What has the Fiesta done so wrong to account for such a calamitous drop off in sales? Absolutely nothing. It remains the finest car of its kind, and by a distance. All that’s happened is that the sector in which it resides, like those that include the Focus, S-Max and Galaxy, has been shrinking at an alarming rate, because people who buy new cars today want to be seen in a crossover SUV.
In addition, Ford has a very particular problem with the Fiesta insofar as it needs the Cologne factory in which it’s built for the electric vehicles it will produce in a joint venture with Volkswagen. So faced with canning a cheap old car whose technology is already doomed or an expensive new one powered by the fuel of the future, what would you do?
But the truth is that Ford has also been running down production of the Fiesta in recent times not simply because there’s little or no money in it, but also because the shortage of computer chips means that Ford has decided to allocate its limited supply to cars that return the most profit, and in that regard it’s very little different to any other manufacturer in the world. So if you’re wondering where your base-spec Skoda had got to while your wealthy neighbours got their brand new Bentley in a few weeks, that probably has more than a little to do with it.
The sad truth is that the Fiesta’s days were always likely to be numbered, even without the chip crisis, the factory dilemma, the shrinking sector and so on, because it’s hard indeed to see a place for any small, affordable car in the future, unless intended for purely urban or local use. Because as we all know the sales of petrol powered cars is not far from being banned in many parts of the world, our own included, with hybrids outlawed not long after that. And as things stand, it’s simply not possible even to engineer a small, all purpose car like a Fiesta with a decent electric range, let alone get it to market at a price a new Fiesta buyer is able to pay.

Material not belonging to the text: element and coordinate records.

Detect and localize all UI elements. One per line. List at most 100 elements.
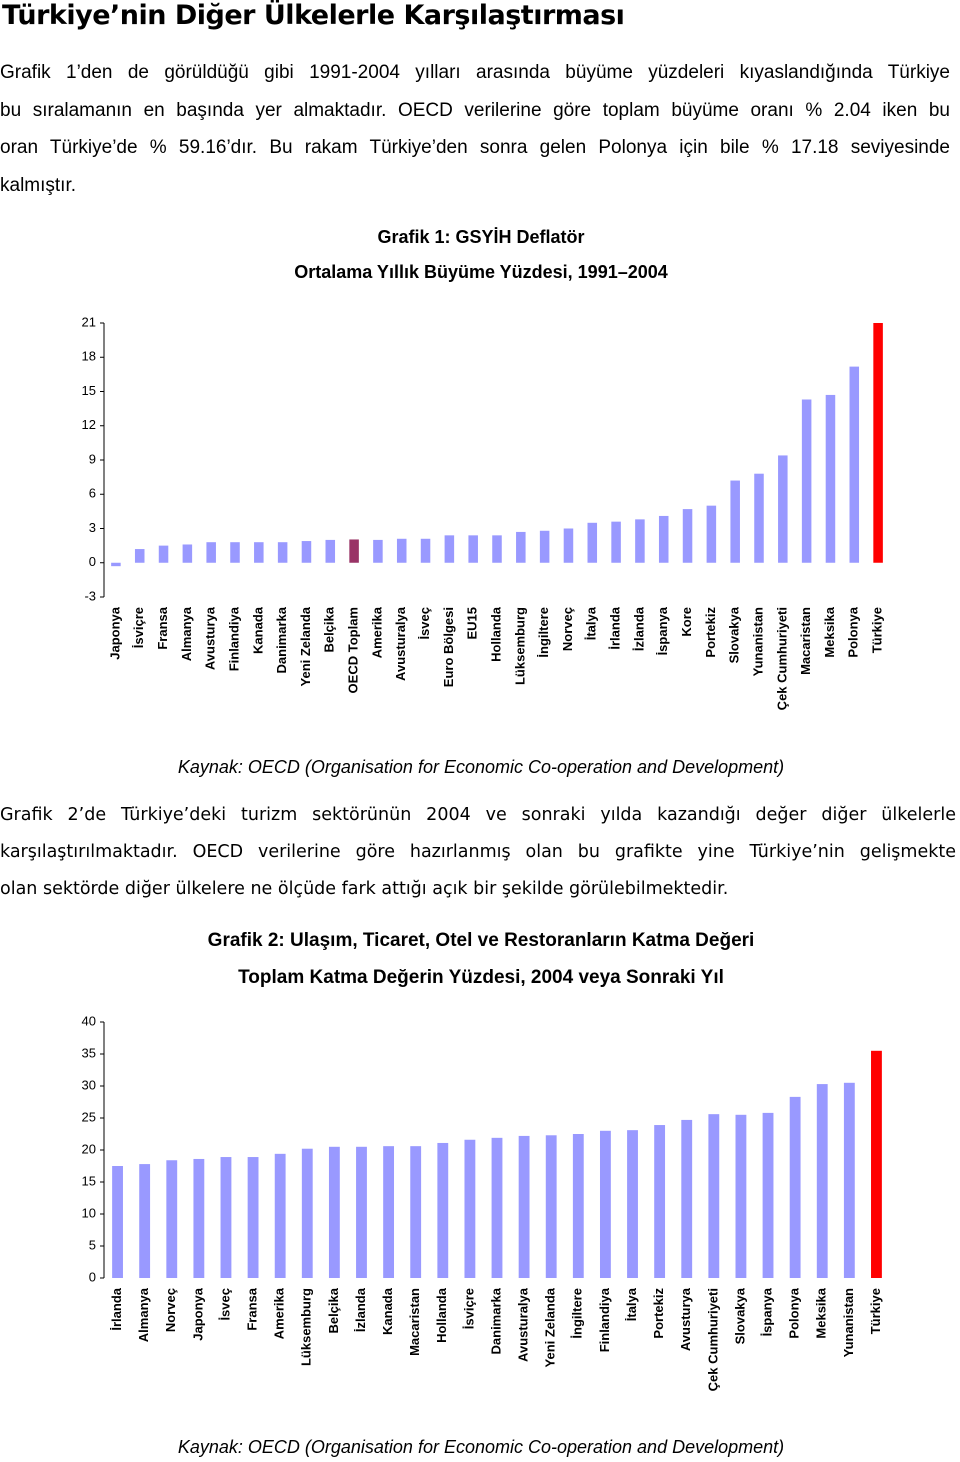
- x-tick-label: İsviçre: [461, 1288, 476, 1329]
- y-tick-label: 12: [82, 417, 96, 432]
- x-tick-label: Portekiz: [651, 1288, 666, 1339]
- x-tick-label: Amerika: [369, 606, 384, 658]
- bar: [464, 1139, 476, 1278]
- bar: [516, 531, 526, 563]
- bar: [871, 1050, 882, 1278]
- bar: [682, 509, 693, 563]
- bar: [572, 1134, 584, 1278]
- x-tick-label: Lüksemburg: [512, 607, 527, 685]
- bar: [410, 1146, 422, 1278]
- y-tick-label: 0: [89, 1269, 96, 1284]
- x-tick-label: Finlandiya: [597, 1287, 612, 1352]
- bar: [396, 538, 407, 563]
- x-tick-label: Finlandiya: [226, 606, 241, 671]
- paragraph-line: oran Türkiye’de % 59.16’dır. Bu rakam Tü…: [0, 137, 950, 158]
- paragraph-line: Grafik 1’den de görüldüğü gibi 1991-2004…: [0, 62, 950, 83]
- x-tick-label: Çek Cumhuriyeti: [774, 607, 789, 710]
- x-tick-label: Japonya: [107, 606, 122, 660]
- x-tick-label: Avusturya: [203, 606, 218, 670]
- bar: [420, 538, 431, 563]
- chart-source: Kaynak: OECD (Organisation for Economic …: [178, 757, 784, 777]
- bar: [166, 1160, 178, 1278]
- bar: [182, 544, 193, 563]
- bar: [778, 455, 788, 563]
- x-tick-label: Kore: [679, 607, 694, 637]
- x-tick-label: Slovakya: [727, 606, 742, 663]
- bar: [328, 1146, 340, 1278]
- y-tick-label: 21: [82, 314, 96, 329]
- bar: [816, 1084, 828, 1278]
- bar: [134, 549, 145, 563]
- y-tick-label: 18: [82, 349, 96, 364]
- bar: [873, 323, 883, 563]
- x-tick-label: İtalya: [624, 1287, 639, 1321]
- x-tick-label: Hollanda: [488, 606, 503, 662]
- bar: [301, 541, 312, 563]
- plot-area: [112, 1050, 882, 1278]
- x-tick-label: İrlanda: [608, 606, 623, 649]
- x-tick-label: Japonya: [190, 1287, 205, 1341]
- bar: [563, 528, 574, 563]
- bar: [706, 505, 717, 563]
- paragraph-line: kalmıştır.: [0, 174, 77, 196]
- y-tick-label: 3: [89, 520, 96, 535]
- bar: [825, 394, 836, 563]
- paragraph-line: Grafik 2’de Türkiye’deki turizm sektörün…: [0, 805, 956, 825]
- chart: Grafik 2: Ulaşım, Ticaret, Otel ve Resto…: [82, 930, 883, 1457]
- x-tick-label: Türkiye: [868, 1288, 883, 1334]
- y-tick-label: 30: [82, 1077, 96, 1092]
- bar: [220, 1157, 232, 1278]
- bar: [158, 545, 169, 563]
- bar: [730, 480, 740, 563]
- bar: [587, 522, 598, 563]
- bar: [468, 535, 478, 563]
- x-tick-label: İsviçre: [131, 607, 146, 648]
- x-tick-label: Türkiye: [870, 607, 885, 653]
- bar: [373, 539, 383, 563]
- bar: [654, 1125, 666, 1278]
- x-tick-label: Kanada: [380, 1287, 395, 1335]
- bar: [112, 1166, 123, 1278]
- x-tick-label: İzlanda: [353, 1287, 368, 1332]
- x-tick-label: Kanada: [250, 606, 265, 654]
- x-tick-label: Macaristan: [798, 607, 813, 675]
- chart-subtitle: Ortalama Yıllık Büyüme Yüzdesi, 1991–200…: [294, 262, 668, 282]
- bar: [635, 519, 645, 563]
- x-tick-label: Yeni Zelanda: [298, 606, 313, 686]
- x-tick-label: Almanya: [179, 606, 194, 661]
- x-tick-label: İzlanda: [631, 606, 646, 651]
- paragraph-line: karşılaştırılmaktadır. OECD verilerine g…: [0, 842, 956, 862]
- y-tick-label: 6: [89, 486, 96, 501]
- x-tick-label: Meksika: [822, 606, 837, 657]
- bar: [789, 1096, 801, 1278]
- x-tick-label: Macaristan: [407, 1288, 422, 1356]
- x-tick-label: Norveç: [163, 1288, 178, 1332]
- bar: [735, 1114, 747, 1278]
- bar: [277, 542, 288, 563]
- bar: [801, 399, 812, 563]
- bar: [599, 1130, 611, 1278]
- bar: [627, 1130, 638, 1278]
- bar: [111, 562, 121, 567]
- x-tick-label: Lüksemburg: [299, 1288, 314, 1366]
- x-tick-label: İsveç: [417, 607, 432, 640]
- chart-title: Grafik 1: GSYİH Deflatör: [377, 227, 584, 247]
- y-tick-label: 15: [82, 1173, 96, 1188]
- x-tick-label: Yeni Zelanda: [543, 1287, 558, 1367]
- y-tick-label: 15: [82, 383, 96, 398]
- x-tick-label: Norveç: [560, 607, 575, 651]
- bar: [254, 542, 264, 563]
- x-tick-label: EU15: [465, 607, 480, 640]
- x-tick-label: Euro Bölgesi: [441, 607, 456, 687]
- x-tick-label: Slovakya: [732, 1287, 747, 1344]
- x-tick-label: Avusturalya: [516, 1287, 531, 1362]
- x-tick-label: Avusturya: [678, 1287, 693, 1351]
- bar: [274, 1153, 286, 1278]
- bar: [658, 515, 669, 563]
- x-tick-label: OECD Toplam: [346, 607, 361, 693]
- bar: [754, 473, 764, 563]
- y-tick-label: 40: [82, 1013, 96, 1028]
- bar: [230, 542, 240, 563]
- page-title: Türkiye’nin Diğer Ülkelerle Karşılaştırm…: [2, 0, 625, 31]
- bar: [444, 535, 455, 563]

And even Fiestas aren’t cheap any more, the range starting at £18,655, though that does buy you a model with a mild hybrid drive attached. But what about the electric opposition? Well there’s an electric Corsa, but Vauxhall wants over £31,000 for it, and while its claimed range in 217 miles, if it’s cold, or dark, your journey is hilly or on the motorway or any combination of the above, I’ll bet your nerve won’t last much past 150 miles. A Fiat 500e is similar: over £30,000 to buy, under 200 miles of official (and therefore unrealisable) range. Or you could go complete mad and spend twice as much as Ford wants for the Fiesta on a Honda e and be doing well to scrape more than 110 miles from a charge.